Hearing Yu Hua's answer, the thin boy looked embarrassed, with a hint of hope in his eyes: "Yu Hua, can you tell me how to solve the problem?"
"No problem. You should understand the definition of trigonometric function lines, right?" Yu Hua nodded in agreement after hearing this. He was just explaining the topic to solve the problem. This kind of trivial matter is not worth mentioning, but he is still very helpful.
"A bit." The thin boy nodded, with joy in his heart. He found a round stool and sat next to Yu Hua, as if listening.

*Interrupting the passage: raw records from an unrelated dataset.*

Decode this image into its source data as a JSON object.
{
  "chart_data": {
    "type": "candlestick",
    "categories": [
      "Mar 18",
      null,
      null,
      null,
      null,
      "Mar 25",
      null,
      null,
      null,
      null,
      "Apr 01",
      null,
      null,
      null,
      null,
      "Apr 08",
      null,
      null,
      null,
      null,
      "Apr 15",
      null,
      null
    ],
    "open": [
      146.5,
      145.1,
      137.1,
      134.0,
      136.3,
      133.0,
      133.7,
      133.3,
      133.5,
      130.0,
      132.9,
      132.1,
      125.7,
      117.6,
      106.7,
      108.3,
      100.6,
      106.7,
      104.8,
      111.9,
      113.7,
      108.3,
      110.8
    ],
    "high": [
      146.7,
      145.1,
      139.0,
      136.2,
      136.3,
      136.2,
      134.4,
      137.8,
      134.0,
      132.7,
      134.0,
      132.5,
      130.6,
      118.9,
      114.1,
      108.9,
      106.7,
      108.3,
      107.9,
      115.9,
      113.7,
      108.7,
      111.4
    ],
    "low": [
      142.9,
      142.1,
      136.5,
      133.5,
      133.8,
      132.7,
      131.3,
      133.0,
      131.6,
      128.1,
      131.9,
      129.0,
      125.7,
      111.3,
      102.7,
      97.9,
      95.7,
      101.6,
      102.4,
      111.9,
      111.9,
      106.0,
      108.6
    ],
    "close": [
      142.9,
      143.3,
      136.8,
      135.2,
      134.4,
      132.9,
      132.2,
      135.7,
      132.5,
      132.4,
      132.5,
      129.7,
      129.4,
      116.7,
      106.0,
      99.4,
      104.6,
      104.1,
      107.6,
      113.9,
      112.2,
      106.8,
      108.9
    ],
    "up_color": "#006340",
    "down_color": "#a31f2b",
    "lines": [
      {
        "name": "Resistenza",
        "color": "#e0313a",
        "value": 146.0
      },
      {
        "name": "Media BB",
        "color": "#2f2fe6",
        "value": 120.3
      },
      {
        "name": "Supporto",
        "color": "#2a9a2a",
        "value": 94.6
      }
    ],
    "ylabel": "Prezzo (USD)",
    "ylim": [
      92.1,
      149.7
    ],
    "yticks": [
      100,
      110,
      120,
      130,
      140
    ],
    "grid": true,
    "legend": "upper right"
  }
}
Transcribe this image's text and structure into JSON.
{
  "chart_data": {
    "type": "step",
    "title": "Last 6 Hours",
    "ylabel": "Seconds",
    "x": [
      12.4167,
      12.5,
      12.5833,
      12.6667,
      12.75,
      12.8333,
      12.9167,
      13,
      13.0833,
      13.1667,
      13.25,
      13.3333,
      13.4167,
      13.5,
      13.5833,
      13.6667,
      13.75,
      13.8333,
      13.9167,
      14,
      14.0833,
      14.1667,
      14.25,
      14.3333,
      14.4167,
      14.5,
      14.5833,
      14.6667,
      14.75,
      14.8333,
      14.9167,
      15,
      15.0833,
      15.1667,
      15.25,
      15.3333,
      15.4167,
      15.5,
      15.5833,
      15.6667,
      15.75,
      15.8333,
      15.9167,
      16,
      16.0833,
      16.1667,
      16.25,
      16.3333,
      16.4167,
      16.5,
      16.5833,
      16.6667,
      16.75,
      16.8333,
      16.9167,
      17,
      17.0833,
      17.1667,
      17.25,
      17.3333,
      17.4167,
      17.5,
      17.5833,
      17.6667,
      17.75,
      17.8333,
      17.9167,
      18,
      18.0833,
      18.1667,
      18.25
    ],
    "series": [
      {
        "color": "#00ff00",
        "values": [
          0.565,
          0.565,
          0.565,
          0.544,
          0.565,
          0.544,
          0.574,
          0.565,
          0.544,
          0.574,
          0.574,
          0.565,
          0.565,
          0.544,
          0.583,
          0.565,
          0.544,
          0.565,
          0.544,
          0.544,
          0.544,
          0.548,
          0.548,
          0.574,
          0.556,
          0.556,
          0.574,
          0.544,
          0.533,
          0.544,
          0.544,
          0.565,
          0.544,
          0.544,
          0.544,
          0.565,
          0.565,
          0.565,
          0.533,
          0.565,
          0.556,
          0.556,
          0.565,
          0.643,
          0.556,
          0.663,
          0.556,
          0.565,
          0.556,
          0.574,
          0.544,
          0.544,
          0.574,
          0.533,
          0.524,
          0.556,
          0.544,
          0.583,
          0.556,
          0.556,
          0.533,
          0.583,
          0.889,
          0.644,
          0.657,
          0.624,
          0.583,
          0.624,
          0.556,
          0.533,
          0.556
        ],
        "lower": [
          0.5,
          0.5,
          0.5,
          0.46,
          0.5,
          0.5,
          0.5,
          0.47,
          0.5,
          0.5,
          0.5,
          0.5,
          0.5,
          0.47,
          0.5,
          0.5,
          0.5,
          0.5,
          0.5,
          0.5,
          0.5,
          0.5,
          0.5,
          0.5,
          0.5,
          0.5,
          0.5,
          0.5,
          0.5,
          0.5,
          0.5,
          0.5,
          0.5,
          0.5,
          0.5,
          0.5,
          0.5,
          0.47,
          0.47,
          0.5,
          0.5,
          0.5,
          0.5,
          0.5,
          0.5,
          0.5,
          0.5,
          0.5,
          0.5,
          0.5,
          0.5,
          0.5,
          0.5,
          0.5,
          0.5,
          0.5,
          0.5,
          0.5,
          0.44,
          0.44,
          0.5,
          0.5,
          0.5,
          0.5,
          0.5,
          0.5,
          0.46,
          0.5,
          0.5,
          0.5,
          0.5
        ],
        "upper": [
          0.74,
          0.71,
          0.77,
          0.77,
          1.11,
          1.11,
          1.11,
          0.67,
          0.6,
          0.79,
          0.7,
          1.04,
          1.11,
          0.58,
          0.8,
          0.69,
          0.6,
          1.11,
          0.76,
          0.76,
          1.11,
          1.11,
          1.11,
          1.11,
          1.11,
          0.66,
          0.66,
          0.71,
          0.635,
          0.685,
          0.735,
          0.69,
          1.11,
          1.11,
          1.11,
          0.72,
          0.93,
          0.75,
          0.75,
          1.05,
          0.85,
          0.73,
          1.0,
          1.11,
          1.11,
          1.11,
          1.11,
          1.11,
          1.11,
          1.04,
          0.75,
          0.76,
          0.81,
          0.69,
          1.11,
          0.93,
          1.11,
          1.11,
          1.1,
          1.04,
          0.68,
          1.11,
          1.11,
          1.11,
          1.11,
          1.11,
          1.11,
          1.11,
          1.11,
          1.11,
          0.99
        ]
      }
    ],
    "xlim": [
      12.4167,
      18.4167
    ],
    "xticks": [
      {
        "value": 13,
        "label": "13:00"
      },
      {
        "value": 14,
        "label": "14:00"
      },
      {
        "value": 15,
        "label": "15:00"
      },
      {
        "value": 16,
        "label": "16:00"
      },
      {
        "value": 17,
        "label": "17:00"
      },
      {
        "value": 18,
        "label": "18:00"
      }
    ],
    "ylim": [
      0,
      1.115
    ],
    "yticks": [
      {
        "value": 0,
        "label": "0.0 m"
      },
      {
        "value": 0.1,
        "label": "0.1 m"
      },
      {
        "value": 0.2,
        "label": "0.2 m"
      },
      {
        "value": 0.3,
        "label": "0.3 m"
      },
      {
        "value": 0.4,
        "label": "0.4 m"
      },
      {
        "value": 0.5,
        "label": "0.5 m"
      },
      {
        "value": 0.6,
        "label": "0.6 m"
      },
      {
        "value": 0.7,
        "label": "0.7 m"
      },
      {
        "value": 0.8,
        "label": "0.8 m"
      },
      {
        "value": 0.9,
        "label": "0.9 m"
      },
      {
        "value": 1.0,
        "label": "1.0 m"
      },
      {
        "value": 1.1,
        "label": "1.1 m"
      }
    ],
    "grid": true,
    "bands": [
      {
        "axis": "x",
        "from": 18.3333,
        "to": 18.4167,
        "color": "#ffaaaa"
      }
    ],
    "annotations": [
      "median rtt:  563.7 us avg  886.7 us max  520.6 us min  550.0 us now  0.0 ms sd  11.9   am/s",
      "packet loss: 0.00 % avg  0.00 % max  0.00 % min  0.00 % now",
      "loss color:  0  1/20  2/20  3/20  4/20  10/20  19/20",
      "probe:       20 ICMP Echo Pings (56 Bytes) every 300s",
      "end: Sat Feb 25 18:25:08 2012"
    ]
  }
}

"This question looks difficult, but it is actually very simple. As long as you understand the definition of the trigonometric function line and master the induction formula for conversion, look at the coordinate system. My idea of solving the problem is as follows. First determine the trigonometric function line within the unit circle. , the first answer is the first and second quadrants. From [0, 2π), sinπ/4=sin3π/4=√2 ̄/2, combined with the sine line, we can get sinα≥√2 ̄/2 The solution set."
Seeing the attitude of his classmates, Yu Hua was very pleased. He opened the draft paper he had just finished writing, pointed to the first angle α question in the finale, and talked while talking.